Le décor est planté. L’un des instruments de lutte contre le réchauffement climatique
choisi par les Etats signataires du Protocole de Kyoto le 11 décembre 1997, dans la continuité
de la Convention-cadre des Nations Unies sur les changements climatiques de New York du 9
mai 1992, est un marché mondial d’échange de quotas d’émission de gaz à effet de serre.
L’article 17 du Protocole de Kyoto prévoit que les parties ayant souscrit des engagements de
réduction d’émission de gaz à effet de serre peuvent échanger entre elles des droits d’émission
aux fins de remplir leurs engagements de réduction.
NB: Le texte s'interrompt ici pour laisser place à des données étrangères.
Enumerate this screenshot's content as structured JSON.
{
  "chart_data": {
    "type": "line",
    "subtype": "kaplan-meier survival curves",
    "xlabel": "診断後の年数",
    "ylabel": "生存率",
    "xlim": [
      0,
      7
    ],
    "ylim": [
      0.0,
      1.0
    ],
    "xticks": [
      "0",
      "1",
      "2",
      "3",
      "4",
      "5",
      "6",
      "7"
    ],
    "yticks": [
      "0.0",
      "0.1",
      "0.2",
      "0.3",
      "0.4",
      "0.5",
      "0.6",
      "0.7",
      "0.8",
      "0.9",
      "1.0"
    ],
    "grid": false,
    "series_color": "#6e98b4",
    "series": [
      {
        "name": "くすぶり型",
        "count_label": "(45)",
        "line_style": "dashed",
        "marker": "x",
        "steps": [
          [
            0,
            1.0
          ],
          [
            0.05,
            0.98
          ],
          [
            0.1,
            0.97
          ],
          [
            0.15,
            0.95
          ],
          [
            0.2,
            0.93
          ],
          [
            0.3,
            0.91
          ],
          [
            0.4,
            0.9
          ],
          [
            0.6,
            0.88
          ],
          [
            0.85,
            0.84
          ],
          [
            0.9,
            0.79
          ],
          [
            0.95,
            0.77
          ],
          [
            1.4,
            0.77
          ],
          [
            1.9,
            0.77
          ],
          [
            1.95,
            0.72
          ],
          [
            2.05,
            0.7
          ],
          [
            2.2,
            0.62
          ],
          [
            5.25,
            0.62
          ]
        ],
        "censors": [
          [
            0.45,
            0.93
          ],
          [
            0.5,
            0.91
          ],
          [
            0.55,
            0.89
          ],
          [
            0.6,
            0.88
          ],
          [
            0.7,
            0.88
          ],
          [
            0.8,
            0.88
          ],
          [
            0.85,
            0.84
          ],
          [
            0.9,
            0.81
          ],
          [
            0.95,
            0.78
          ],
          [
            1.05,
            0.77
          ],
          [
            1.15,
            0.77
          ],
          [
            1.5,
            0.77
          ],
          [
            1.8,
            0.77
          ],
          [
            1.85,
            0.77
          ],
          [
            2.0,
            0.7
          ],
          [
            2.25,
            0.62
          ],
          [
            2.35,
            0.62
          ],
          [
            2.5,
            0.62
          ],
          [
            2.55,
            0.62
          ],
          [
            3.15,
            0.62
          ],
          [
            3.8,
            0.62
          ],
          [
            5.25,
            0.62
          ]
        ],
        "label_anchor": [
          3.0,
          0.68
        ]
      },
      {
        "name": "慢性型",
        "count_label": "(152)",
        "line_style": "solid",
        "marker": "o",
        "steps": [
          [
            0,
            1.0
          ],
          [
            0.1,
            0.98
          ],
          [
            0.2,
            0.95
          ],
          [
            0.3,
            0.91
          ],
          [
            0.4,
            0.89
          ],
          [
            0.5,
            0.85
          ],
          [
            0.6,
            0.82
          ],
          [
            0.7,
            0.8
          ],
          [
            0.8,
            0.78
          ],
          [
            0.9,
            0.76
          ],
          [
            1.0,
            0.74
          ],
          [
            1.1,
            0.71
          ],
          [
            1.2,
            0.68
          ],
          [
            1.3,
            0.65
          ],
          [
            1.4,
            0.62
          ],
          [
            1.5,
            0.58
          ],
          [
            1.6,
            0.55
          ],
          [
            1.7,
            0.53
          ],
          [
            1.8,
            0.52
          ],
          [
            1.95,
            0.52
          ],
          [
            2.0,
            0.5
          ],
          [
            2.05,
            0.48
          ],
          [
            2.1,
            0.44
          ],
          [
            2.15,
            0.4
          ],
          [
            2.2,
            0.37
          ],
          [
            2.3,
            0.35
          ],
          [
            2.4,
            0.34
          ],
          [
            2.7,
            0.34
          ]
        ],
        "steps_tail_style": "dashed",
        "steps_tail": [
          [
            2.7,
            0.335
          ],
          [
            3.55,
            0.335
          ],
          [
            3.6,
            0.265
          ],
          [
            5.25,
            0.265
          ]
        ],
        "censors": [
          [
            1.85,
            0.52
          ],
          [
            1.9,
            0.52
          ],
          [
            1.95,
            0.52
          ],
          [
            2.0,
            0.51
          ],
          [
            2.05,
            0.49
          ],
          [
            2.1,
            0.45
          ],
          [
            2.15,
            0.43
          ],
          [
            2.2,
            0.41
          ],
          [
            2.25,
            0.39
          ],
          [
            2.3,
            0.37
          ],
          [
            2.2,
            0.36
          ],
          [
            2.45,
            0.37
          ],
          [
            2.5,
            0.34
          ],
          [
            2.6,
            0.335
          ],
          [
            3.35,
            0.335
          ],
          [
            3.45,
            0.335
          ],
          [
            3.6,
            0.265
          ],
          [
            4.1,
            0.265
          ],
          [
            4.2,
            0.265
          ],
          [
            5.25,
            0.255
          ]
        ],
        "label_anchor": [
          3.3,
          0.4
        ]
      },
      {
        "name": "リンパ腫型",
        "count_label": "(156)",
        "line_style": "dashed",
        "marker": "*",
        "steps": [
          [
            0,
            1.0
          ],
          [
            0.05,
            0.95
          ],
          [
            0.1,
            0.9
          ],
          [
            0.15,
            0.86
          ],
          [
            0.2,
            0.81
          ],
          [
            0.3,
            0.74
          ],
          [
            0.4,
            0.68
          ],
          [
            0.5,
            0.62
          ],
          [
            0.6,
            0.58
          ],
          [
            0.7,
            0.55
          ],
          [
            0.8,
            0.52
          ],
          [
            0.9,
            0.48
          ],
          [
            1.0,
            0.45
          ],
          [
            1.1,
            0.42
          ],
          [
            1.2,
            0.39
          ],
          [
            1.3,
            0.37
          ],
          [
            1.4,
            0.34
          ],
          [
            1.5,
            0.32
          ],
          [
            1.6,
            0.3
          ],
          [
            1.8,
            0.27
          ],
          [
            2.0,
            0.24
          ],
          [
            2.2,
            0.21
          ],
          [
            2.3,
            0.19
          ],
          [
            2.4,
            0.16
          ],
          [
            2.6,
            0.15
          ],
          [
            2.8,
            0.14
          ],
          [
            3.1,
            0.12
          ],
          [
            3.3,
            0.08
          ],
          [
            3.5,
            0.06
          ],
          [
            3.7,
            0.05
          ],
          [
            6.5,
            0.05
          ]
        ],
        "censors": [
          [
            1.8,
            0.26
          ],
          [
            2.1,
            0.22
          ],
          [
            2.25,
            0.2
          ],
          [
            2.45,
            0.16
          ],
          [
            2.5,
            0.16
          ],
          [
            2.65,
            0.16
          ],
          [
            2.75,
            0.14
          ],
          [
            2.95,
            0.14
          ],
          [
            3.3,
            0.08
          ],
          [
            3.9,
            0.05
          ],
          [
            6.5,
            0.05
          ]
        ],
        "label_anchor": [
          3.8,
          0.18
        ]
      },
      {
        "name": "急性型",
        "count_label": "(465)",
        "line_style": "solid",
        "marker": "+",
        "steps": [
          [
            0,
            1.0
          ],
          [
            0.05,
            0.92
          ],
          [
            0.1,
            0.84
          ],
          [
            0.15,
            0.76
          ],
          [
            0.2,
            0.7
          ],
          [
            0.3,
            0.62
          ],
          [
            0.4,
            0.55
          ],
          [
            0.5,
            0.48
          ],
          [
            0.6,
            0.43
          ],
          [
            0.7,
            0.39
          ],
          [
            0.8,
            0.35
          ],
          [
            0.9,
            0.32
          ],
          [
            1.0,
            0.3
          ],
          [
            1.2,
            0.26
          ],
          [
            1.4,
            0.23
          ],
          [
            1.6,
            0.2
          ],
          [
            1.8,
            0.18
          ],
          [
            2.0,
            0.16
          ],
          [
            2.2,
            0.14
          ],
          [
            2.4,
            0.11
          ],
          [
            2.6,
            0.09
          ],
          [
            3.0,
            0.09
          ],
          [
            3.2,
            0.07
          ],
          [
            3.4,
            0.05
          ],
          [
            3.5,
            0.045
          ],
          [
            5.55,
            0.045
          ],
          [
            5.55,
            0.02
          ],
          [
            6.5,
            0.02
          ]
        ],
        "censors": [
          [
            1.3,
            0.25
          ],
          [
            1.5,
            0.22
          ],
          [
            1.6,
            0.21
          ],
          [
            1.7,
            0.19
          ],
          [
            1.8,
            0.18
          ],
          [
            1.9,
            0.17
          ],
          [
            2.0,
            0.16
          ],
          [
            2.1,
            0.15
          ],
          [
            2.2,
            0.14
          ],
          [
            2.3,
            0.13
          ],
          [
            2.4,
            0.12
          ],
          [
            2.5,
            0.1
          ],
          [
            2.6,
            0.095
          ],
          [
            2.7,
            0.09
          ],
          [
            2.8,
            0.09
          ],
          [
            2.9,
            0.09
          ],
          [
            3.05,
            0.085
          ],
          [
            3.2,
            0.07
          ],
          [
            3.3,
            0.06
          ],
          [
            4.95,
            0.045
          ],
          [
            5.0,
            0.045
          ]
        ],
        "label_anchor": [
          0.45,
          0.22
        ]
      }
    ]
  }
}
Cet outil révolutionnaire de « permis
d’émission négociables » n’est pas une pure nouveauté : en effet, le Clean Air Act a été adopté
aux Etats-Unis d’Amérique en 1990 pour combattre les pluies acides engendrées par le
dioxyde de soufre (SO2) dégagé par les installations industrielles, et passe par un système
d’autorisation d’émettre une certaine quantité de ce gaz nocif (allowances) délivrée à chaque
installation et de droits d’émission négociables (credits) correspondant à la différence entre la
quantité autorisée et celle effectivement rejetée dans l’atmosphère. Le Protocole de Kyoto
s’est directement inspiré de ce système.
1 Benoît Le Bars, « La nature juridique des quotas d’émission de gaz à effet après l’ordonnance du 15 avril
2004 », JCP - La Semaine Juridique édition générale, 7 juillet 2004, n° 28, p. 1268.